How can LLMs be understood as “simulators”?

4 min read

Suggest changes in Google Docs

A "simulator" is an AI which produces simulations of real-world phenomena. The concept was proposed as a way to understand some behaviors of large language models (LLMs) which other conceptions of AI — such as agent, oracle, or tool AI — don't characterize well. In certain circumstances, a simulator might behave like an agent, oracle, or tool, because it can simulate instances of these kinds of systems.

In general, a simulation is a process that models some part of the world. It does this by representing the state of what it models and repeatedly applying some rules or behaviors to the state to produce a new state.

In the same way that a physics simulator uses a ball’s current and past positions to estimate its future position, an LLM uses the words in a string to predict what words are likely to come next.

Like simulators, LLMs are an iterative process that generates each step based on the current state.

Simulator theory views the outputs of LLMs as coming from “characters” created by the LLM, called “simulacra”. This framing helps us understand some of the characteristics of LLMs.

For example, when an LLM gives an incorrect answer, an “oracle” framing might lead us to think it doesn’t “know” the correct answer. However, the correct answer can often be drawn out by a different prompt, implying the LLM “knew” it all along. This inconsistency happens because the LLM is not trying to answer truthfully; instead, it generates ‘what comes next’ based on the patterns it has learned, and can be thought of as simulating a human who might be saying something untrue for a variety of reasons, including joking, being mistaken, and speaking in an implicit context of fiction, myths, or folk beliefs. For example:

To the question “Was a magic ring forged in Mount Doom?”, some language models would respond affirmatively. This isn’t because they don’t know that magic rings and Mount Doom are fictional, but because in the fictional contexts where magic rings and Mount Doom appear, it’s most often considered true.
To the question “What happens when you break a mirror?” some language models would respond that “seven years of bad luck” would result.
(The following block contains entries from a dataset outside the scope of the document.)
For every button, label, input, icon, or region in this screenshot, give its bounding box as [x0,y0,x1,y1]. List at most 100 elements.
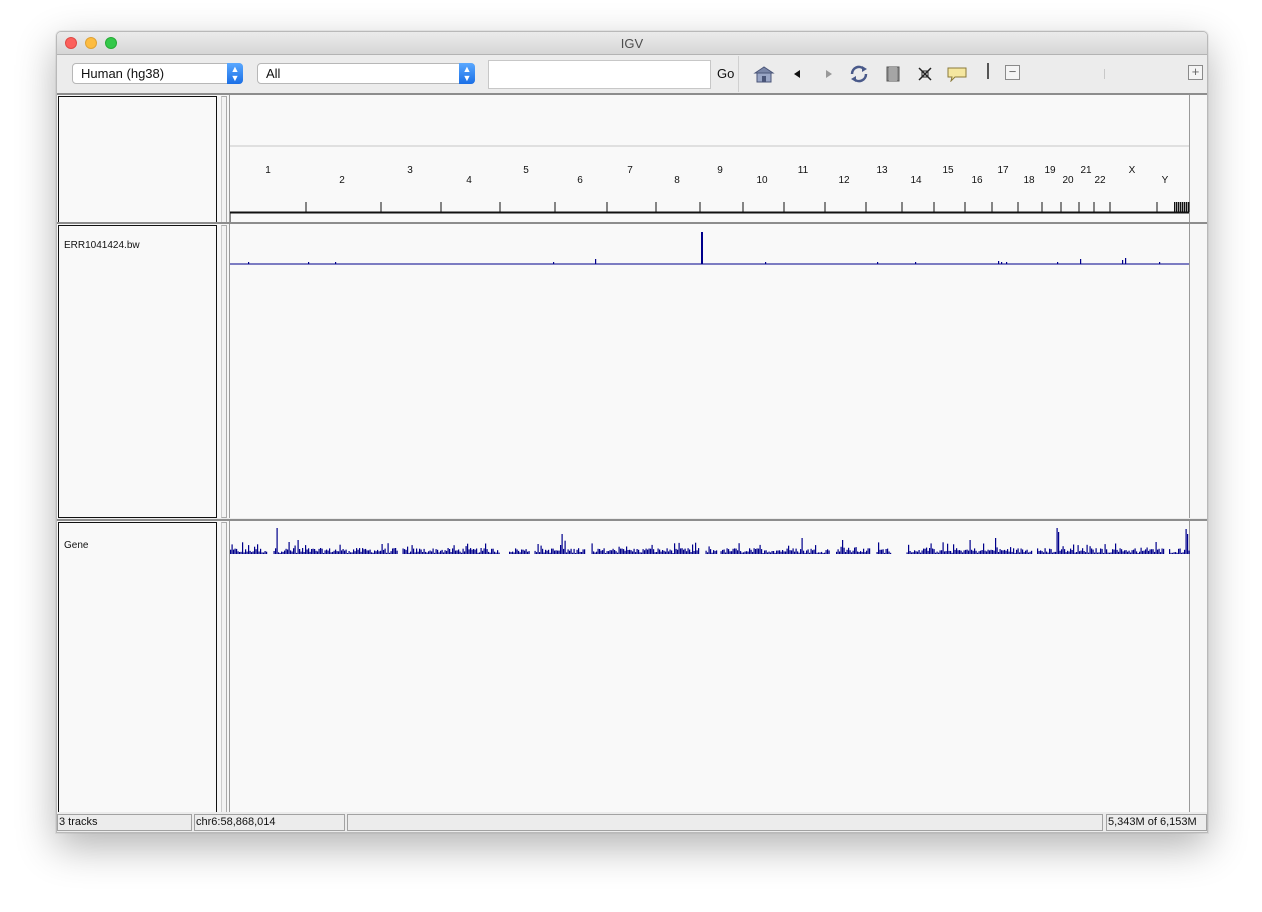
gene-density-bar [980,550,982,554]
forward-icon[interactable] [821,65,837,83]
chromosome-label-3[interactable]: 3 [407,165,413,176]
go-button[interactable]: Go [717,66,734,81]
gene-density-bar [1088,552,1090,554]
chromosome-label-22[interactable]: 22 [1094,175,1106,186]
gene-density-bar [1068,551,1070,554]
gene-density-bar [321,548,323,554]
gene-density-bar [566,552,568,554]
chromosome-label-13[interactable]: 13 [876,165,888,176]
gene-density-bar [513,552,515,554]
resize-icon[interactable] [917,65,933,83]
bigwig-track-data[interactable] [229,224,1190,518]
chromosome-label-11[interactable]: 11 [798,165,809,176]
gene-track-data[interactable] [229,521,1190,813]
gene-density-bar [1020,548,1022,554]
feature-track-panel: Gene [57,519,1207,813]
gene-density-bar [803,550,805,554]
chromosome-label-X[interactable]: X [1129,165,1136,176]
chromosome-label-7[interactable]: 7 [627,165,633,176]
chromosome-label-15[interactable]: 15 [942,165,954,176]
gene-density-bar [1118,551,1120,554]
gene-density-bar [231,544,233,554]
chromosome-label-2[interactable]: 2 [339,175,345,186]
chromosome-label-21[interactable]: 21 [1080,165,1092,176]
roi-icon[interactable] [885,65,901,83]
gene-density-bar [371,552,373,554]
gene-density-bar [323,553,325,554]
gene-density-bar [1097,552,1099,554]
gene-density-bar [677,549,679,554]
chromosome-label-Y[interactable]: Y [1162,175,1169,186]
coverage-bar [877,262,879,264]
locus-search-input[interactable] [488,60,711,89]
gene-density-bar [515,548,517,554]
chromosome-label-17[interactable]: 17 [997,165,1009,176]
gene-density-bar [1040,550,1042,554]
chromosome-label-19[interactable]: 19 [1044,165,1056,176]
track-name-box[interactable]: ERR1041424.bw [58,225,217,518]
gene-density-bar [951,552,953,554]
gene-density-bar [1134,548,1136,554]
gene-density-bar [609,550,611,554]
chromosome-label-20[interactable]: 20 [1062,175,1074,186]
gene-density-bar [941,550,943,554]
gene-density-bar [594,552,596,554]
home-icon[interactable] [752,65,776,83]
gene-density-bar [285,548,287,554]
gene-density-bar [887,548,889,554]
gene-density-bar [1148,550,1150,554]
gene-track-name-box[interactable]: Gene [58,522,217,813]
gene-density-bar [1176,552,1178,554]
toolbar-divider [738,56,739,92]
gene-density-bar [798,552,800,554]
zoom-in-icon[interactable]: + [1188,65,1203,80]
gene-density-bar [984,550,986,554]
contig-tick [1184,202,1186,212]
chromosome-label-16[interactable]: 16 [971,175,983,186]
gene-density-bar [995,538,997,554]
gene-density-bar [266,551,268,554]
status-message [347,814,1103,831]
chromosome-label-10[interactable]: 10 [756,175,768,186]
gene-density-bar [1182,552,1184,554]
chromosome-label-1[interactable]: 1 [265,165,271,176]
coverage-bar [1057,262,1059,264]
chromosome-label-12[interactable]: 12 [838,175,850,186]
gene-density-bar [632,551,634,554]
gene-density-bar [977,552,979,554]
gene-density-bar [461,552,463,554]
gene-density-bar [468,549,470,554]
chromosome-label-6[interactable]: 6 [577,175,583,186]
gene-density-bar [1187,534,1189,554]
gene-density-bar [237,551,239,554]
chromosome-label-9[interactable]: 9 [717,165,723,176]
gene-track-label: Gene [64,540,89,551]
gene-density-bar [1170,552,1172,554]
chromosome-label-8[interactable]: 8 [674,175,680,186]
gene-density-bar [777,550,779,554]
gene-density-bar [890,552,892,554]
chromosome-dropdown[interactable]: All ▲ ▼ [257,63,475,84]
gene-density-bar [1142,550,1144,554]
back-icon[interactable] [789,65,805,83]
gene-density-bar [735,548,737,554]
chromosome-ruler[interactable]: 12345678910111213141516171819202122XY [229,95,1191,223]
chromosome-label-4[interactable]: 4 [466,175,472,186]
zoom-out-icon[interactable]: − [1005,65,1020,80]
gene-density-bar [1023,552,1025,554]
chromosome-label-5[interactable]: 5 [523,165,529,176]
refresh-icon[interactable] [848,65,870,83]
gene-density-bar [281,551,283,554]
coverage-bar [1125,258,1127,264]
gene-density-bar [441,549,443,554]
gene-density-bar [552,548,554,554]
genome-dropdown[interactable]: Human (hg38) ▲ ▼ [72,63,243,84]
gene-density-bar [864,552,866,554]
chromosome-label-18[interactable]: 18 [1023,175,1035,186]
gene-density-bar [524,550,526,554]
gene-density-bar [926,547,928,554]
gene-density-bar [351,552,353,554]
gene-density-bar [525,549,527,554]
chromosome-label-14[interactable]: 14 [910,175,922,186]
popup-info-icon[interactable] [946,65,968,83]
The theory also offers an explanation for several other characteristics of LLMs:

Under simulator theory, an LLM imitates human thought processes by trying to mimic the way text is generated. This explains how LLMs appear to be able to develop world models from text data.
Under simulator theory, an LLM is always playing some role, so getting it to play a different character allows it to give a different set of responses. Many successful jailbreaks involve getting an LLM to “pretend” to be a particular character.
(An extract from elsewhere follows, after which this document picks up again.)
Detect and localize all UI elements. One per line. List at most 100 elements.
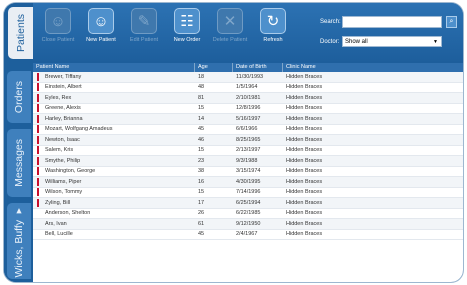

LLMs are sometimes thought of as agents with the goal of continuing a sequence of words as accurately as possible, but there are important ways in which LLMs don’t behave in line with this perspective. For example, they don’t seem to take actions to improve their prediction accuracy beyond the next word, such as deliberately choosing outputs (like long quotes) that will continue in predictable ways. Reasoning around AI as an existential risk tends to frame dangerous AIs as agents, but these ways of thinking will be less relevant if the most powerful models continue to act mostly as simulators.